臺灣桃園地方法院刑事判決 91年度訴字第1819號公 訴 人 臺灣桃園地方法院檢察署檢察官被 告 辛○○原名游典輝
國民現另案於臺灣臺中監獄執行中選任辯護人 陳浩華律師被 告 乙○○
國民丁○○
國民
2弄54上二人共同指定辯護人 本院公設辯護人己○○被 告 壬○○
國民選任辯護人 蔡錦得律師上列被告因偽造文書等案件,經檢察官提起公訴(89年度偵字第19188 號),本院判決如下:
主 文辛○○、乙○○、丁○○、壬○○均無罪。
理 由
壹、證據能力部分
一、按被告【或共犯】之自白,不得作為有罪判決之唯一證據,仍應調查其他必要之證據,以察其是否與事實相符,刑事訴訟法第一百五十六條第二項就此定有明文。
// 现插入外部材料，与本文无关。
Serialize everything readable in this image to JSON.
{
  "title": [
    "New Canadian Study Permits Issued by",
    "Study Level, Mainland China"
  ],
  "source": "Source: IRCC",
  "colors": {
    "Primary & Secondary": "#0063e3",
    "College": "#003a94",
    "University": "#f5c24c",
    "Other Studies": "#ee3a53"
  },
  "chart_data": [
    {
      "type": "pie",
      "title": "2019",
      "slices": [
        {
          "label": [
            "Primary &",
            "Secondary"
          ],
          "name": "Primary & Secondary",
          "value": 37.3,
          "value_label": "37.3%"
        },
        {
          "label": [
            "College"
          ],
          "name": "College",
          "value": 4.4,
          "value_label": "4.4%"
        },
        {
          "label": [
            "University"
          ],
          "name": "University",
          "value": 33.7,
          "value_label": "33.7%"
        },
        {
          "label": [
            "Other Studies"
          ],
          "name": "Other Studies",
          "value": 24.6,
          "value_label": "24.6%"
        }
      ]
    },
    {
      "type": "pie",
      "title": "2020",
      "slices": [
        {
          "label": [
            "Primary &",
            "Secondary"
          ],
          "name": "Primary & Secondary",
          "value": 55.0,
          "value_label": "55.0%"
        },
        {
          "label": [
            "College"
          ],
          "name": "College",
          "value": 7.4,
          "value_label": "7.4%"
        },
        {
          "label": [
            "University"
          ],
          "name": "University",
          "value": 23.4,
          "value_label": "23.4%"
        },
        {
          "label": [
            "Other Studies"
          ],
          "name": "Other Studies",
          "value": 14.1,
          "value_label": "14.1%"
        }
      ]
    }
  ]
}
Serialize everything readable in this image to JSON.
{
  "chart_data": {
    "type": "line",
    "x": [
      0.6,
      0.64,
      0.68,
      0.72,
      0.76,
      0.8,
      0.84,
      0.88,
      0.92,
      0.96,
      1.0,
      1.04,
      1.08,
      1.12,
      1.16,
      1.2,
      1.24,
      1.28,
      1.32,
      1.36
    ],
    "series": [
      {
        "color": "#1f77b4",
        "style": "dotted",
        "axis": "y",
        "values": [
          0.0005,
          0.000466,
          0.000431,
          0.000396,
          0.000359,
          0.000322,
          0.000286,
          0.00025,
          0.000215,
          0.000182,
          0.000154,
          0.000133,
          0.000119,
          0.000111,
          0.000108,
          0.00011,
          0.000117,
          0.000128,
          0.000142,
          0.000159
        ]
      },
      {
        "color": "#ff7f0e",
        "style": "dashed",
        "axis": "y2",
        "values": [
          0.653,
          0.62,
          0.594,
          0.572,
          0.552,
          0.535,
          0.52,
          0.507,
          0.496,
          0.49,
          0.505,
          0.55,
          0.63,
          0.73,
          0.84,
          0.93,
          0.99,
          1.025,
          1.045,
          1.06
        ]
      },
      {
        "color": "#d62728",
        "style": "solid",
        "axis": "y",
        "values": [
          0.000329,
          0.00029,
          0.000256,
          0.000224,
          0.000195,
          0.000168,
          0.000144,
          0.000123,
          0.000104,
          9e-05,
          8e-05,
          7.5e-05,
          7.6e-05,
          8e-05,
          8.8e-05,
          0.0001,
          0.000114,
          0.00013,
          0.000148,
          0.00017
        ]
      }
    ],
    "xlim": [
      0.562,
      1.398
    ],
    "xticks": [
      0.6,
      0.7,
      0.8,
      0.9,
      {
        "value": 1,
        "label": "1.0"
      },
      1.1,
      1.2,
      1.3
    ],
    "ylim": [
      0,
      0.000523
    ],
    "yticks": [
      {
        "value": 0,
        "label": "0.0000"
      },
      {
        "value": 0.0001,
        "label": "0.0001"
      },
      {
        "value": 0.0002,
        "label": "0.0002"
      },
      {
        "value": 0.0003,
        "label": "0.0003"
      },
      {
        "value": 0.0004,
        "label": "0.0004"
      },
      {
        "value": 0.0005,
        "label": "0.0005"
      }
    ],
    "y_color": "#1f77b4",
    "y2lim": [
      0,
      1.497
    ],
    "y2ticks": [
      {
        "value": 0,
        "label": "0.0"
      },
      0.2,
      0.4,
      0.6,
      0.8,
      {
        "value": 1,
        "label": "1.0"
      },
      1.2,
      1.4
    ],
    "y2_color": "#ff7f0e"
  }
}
司法實務上向來以為,此處所稱「被告」亦包括「共同被告」在內,亦即共犯或共同被告所為不利於己之供述,固得採為其他共同被告犯罪之證據,但此項不利之陳述,須無瑕疵可指,且就其他方面調查又與事實相符者,始得採為犯罪事實之認定。縱可認其陳述無瑕疵,亦應調查其他足資以證明所供述之犯罪事實確具有相當程度真實性之補強證據,以察其是否與事實相符。若不為調查,而專憑此項供述即為其他共犯或共同被告犯罪事實之認定,顯與刑事訴訟法第一百五十六條第二項之規定有違。足為代表之判例即為最高法院早於三十一年上字第二四二三號及四十六年台上字第四一九號兩件判例。換言之,前述法律及判例原則上均係肯定被告、共犯、共同被告之任意性自白具有「證據能力」,否則如不以此為前提,即無可能逕就「證明力」之部分有所限制。
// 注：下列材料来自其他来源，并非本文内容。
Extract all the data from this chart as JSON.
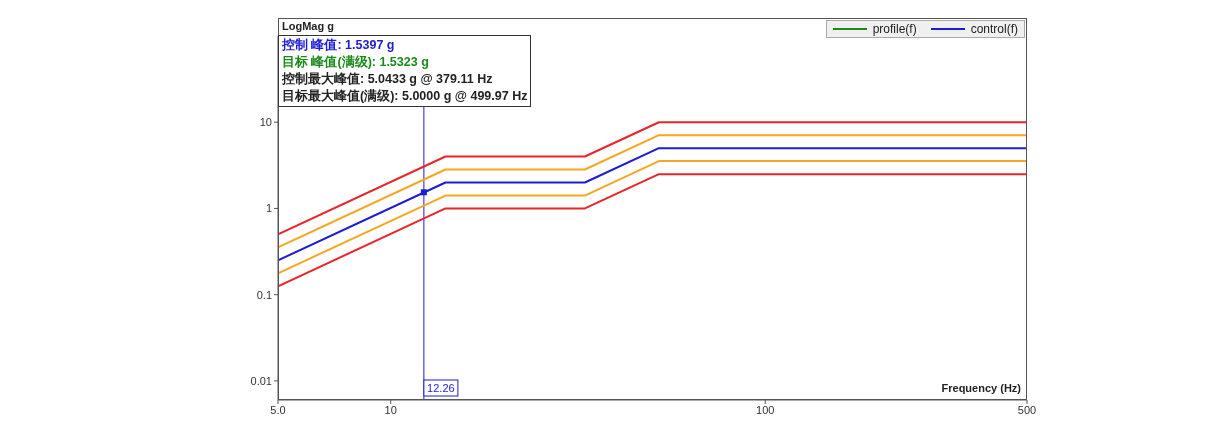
{
  "chart_data": {
    "type": "line",
    "xlabel": "Frequency (Hz)",
    "ylabel": "LogMag g",
    "annotations": [
      "控制 峰值: 1.5397 g",
      "目标 峰值(满级): 1.5323 g",
      "控制最大峰值: 5.0433 g @ 379.11 Hz",
      "目标最大峰值(满级): 5.0000 g @ 499.97 Hz"
    ],
    "x": [
      5,
      14,
      33,
      52,
      500
    ],
    "series": [
      {
        "color": "#e8262a",
        "values": [
          0.5,
          4,
          4,
          10,
          10
        ]
      },
      {
        "color": "#f5a623",
        "values": [
          0.354,
          2.83,
          2.83,
          7.07,
          7.07
        ]
      },
      {
        "color": "#f5a623",
        "values": [
          0.177,
          1.41,
          1.41,
          3.54,
          3.54
        ]
      },
      {
        "color": "#e8262a",
        "values": [
          0.125,
          1,
          1,
          2.5,
          2.5
        ]
      },
      {
        "name": "profile(f)",
        "color": "#1a8a1a",
        "values": [
          null,
          null,
          null,
          null,
          null
        ]
      },
      {
        "name": "control(f)",
        "color": "#1c1cd6",
        "values": [
          0.25,
          2,
          2,
          5,
          5
        ]
      },
      {
        "type": "scatter",
        "color": "#1c1cd6",
        "marker": "square",
        "x": [
          12.26
        ],
        "values": [
          1.5397
        ]
      }
    ],
    "ref_lines": [
      {
        "axis": "x",
        "value": 12.26,
        "label": "12.26",
        "color": "#1c1cd6"
      }
    ],
    "log": "xy",
    "legend": "top right",
    "xlim": [
      5,
      500
    ],
    "xticks": [
      {
        "value": 5,
        "label": "5.0"
      },
      10,
      100,
      500
    ],
    "ylim": [
      0.006,
      100
    ],
    "yticks": [
      0.01,
      0.1,
      1,
      10
    ]
  }
}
二、惟按前述兩則判例肯定「共同被告之自白」對於他被告本人犯罪事實之證明,具有證據能力之見解,業經九十三年七月二十三日公布之司法院大法官議決釋字第五八二號解釋宣告違憲。釋字五八二號解釋謂(略以):「刑事審判上之共同被告,係為訴訟經濟等原因,由檢察官或自訴人合併或追加起訴,或由法院合併審判所形成,其間各別被告及犯罪事實仍獨立存在。故共同被告對其他共同被告之案件而言,為被告以外之第三人,本質上屬於證人,自不能因案件合併關係而影響其他共同被告原享有之上開憲法上權利。最高法院三十一年上字第二四二三號及四十六年台上字第四一九號判例所稱共同被告不利於己之陳述得採為其他共同被告犯罪(事實認定)之證據一節,對其他共同被告案件之審判而言,未使該共同被告立於證人之地位而為陳述,逕以其依共同被告身分所為陳述採為不利於其他共同被告之證據,乃否定共同被告於其他共同被告案件之證人適格,排除人證之法定調查程序,與當時有效施行中之中華民國二十四年一月一日修正公布之刑事訴訟法第二百七十三條規定牴觸,並已不當剝奪其他共同被告對該實具證人適格之共同被告詰問之權利,核與首開憲法意旨不符。該二判例及其他相同意旨判例,與上開解釋意旨不符部分,應不再援用」。換言之,前述兩則最高法院判例所認為,共同被告自白中對於他被告不利之事項,雖尚「應調查其他足資以證明所供述之犯罪事實確具有相當程度真實性之補強證據,以察其是否與事實相符」,始得採為他被告犯罪事實之認定,對於證據之證明力有所限制,惟討論證明力之限制,無異於「以承認共同被告不利他被告之供述具有證據能力」為前提,而有於法定五種證據方法(被告自白、人證、鑑定、勘驗、文書)之外,創設「第六種證據方法-共同被告」之嫌,是經大法官認為應將此時之共同被告列為證人,以保障遭共同被告不利指述之他被告之對質詰問權,以符正當法律程序及保障被告之訴訟權。釋字第五八二號解釋之意旨,與同樣於000年0月0日生效之現行刑事訴訟法第二百八十七條之一、之二的規定,若合符節。按法院認為適當時,得依職權或當事人或辯護人之聲請,以裁定將共同被告之調查證據或辯論程序分離或合併;法院就被告本人之案件調查共同被告時,該共同被告準用有關人證之規定。刑事訴訟法第二百八十七條之一第二項、第二百八十七條之二分別定有明文。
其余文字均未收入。